While the funeral solemnities, rich with music and incense, took place inside the church, in the streets of Rome violence broke out against the dead pope and his greedy family.
Papa Gabella,
they called Urban; Pope Tax. He had placed sixty-three new taxes on the Roman populace to support his nephews, and despite the increased taxation, at his death the Vatican treasury was nineteen million scudi in the red. Angry mobs raced around Rome with hammers, disfiguring as many Barberini bees as they could reach on fountains, walls, and bridges. Crowds waving hammers tried to hack to pieces the statue of Urban in front of the civic government building of the Campidoglio, but soldiers with guns and cannon successfully defended it.

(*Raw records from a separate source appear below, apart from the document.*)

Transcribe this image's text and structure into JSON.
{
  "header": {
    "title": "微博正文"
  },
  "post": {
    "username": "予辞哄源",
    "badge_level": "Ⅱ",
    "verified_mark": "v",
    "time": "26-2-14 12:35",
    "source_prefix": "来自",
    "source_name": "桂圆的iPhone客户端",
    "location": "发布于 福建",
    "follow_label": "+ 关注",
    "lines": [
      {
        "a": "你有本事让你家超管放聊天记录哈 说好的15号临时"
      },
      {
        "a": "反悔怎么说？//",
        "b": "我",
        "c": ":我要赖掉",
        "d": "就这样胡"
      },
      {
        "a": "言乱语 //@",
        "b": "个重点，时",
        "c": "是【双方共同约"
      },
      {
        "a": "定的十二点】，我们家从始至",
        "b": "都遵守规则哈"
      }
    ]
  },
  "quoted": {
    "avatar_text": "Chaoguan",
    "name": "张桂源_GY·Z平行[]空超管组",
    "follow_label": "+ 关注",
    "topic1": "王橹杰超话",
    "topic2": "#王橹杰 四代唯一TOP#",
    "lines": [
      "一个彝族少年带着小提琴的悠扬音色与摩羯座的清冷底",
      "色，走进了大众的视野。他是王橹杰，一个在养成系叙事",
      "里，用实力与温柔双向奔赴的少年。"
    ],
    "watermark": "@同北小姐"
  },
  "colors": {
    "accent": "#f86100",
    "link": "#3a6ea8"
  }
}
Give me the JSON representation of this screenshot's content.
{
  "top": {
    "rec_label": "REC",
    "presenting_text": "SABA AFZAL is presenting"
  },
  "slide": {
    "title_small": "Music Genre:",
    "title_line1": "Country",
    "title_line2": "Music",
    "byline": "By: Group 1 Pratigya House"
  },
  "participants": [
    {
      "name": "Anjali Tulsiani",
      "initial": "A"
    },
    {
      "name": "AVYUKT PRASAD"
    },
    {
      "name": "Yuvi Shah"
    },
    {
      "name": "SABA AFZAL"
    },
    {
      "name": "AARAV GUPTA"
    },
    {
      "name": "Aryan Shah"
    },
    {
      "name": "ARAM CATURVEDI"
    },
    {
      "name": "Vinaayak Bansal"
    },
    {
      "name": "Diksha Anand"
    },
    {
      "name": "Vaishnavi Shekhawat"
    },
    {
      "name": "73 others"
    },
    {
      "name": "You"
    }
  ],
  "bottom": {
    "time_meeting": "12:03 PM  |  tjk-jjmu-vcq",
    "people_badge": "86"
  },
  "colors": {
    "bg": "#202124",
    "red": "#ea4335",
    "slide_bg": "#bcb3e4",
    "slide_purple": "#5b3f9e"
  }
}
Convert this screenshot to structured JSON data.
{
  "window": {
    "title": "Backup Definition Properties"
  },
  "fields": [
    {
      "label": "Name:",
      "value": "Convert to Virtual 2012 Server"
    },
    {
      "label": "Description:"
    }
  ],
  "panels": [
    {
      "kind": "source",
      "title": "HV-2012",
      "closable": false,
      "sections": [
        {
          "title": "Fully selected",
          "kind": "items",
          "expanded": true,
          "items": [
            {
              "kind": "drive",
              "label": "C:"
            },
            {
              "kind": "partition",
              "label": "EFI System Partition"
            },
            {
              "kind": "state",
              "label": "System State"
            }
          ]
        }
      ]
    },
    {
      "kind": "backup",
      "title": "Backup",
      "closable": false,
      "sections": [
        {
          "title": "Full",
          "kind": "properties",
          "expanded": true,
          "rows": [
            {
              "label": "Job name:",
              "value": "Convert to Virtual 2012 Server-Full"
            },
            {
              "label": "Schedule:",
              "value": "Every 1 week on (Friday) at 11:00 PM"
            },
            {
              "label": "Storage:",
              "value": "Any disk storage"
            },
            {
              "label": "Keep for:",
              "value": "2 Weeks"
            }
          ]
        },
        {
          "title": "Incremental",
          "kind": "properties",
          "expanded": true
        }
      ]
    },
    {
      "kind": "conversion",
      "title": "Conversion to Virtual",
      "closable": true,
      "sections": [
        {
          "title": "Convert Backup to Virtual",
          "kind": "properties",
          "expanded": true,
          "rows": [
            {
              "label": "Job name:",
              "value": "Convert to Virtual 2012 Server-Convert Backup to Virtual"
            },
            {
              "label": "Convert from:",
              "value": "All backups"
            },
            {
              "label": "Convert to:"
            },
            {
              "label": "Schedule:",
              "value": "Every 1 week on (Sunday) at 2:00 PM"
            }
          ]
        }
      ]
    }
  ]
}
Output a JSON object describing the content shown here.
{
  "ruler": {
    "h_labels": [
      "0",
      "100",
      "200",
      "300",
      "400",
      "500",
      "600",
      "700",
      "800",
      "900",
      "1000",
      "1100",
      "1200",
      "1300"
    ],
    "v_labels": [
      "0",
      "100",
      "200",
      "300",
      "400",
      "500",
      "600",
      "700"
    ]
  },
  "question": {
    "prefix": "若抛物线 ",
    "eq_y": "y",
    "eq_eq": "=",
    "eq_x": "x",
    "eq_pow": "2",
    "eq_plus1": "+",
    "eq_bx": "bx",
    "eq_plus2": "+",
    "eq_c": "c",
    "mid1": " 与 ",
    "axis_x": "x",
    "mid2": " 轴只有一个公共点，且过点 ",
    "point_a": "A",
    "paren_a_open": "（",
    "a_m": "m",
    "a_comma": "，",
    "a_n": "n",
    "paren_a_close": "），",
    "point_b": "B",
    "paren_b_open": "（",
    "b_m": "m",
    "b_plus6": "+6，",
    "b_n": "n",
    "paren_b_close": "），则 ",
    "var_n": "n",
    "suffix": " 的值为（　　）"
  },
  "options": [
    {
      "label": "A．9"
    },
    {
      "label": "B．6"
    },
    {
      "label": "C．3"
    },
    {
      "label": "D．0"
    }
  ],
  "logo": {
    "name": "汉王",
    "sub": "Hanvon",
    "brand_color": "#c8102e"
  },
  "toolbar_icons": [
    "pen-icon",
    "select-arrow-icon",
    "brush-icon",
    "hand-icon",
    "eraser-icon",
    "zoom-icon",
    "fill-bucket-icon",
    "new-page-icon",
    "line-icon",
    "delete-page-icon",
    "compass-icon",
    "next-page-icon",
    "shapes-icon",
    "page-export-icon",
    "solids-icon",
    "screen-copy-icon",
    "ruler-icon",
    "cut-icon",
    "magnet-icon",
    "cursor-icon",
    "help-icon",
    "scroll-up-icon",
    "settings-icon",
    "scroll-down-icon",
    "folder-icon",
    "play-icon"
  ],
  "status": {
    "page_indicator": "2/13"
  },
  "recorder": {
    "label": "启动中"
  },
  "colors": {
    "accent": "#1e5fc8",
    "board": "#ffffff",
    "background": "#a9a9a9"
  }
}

Ferocious pasquinades were placed all over the city. Giacinto Gigli noted sadly, “The people vented against the dead pope and the Bar-berinis with injurious words, their pens writing every evil, and there were an infinite number of compositions published, some in Latin, some in Italian, some in prose and some in verse, so that I believe there was never anything like it. . . . If Christians treat the head of their own church this way, what will the Turks and Heretics do? . . . Many other verses were against the Cardinals, making fun of the customs, vices, inclinations, and defects of each one, especially those who aspired to be pope.”
1

For centuries, the vacant See had been a time of anarchy in Rome. Those wanting to settle an old score would wait for years if necessary to carry out the deed after the pope died, when the police were hopelessly overwhelmed with crime. Every morning bodies, many headless, appeared on the streets or floating down the Tiber.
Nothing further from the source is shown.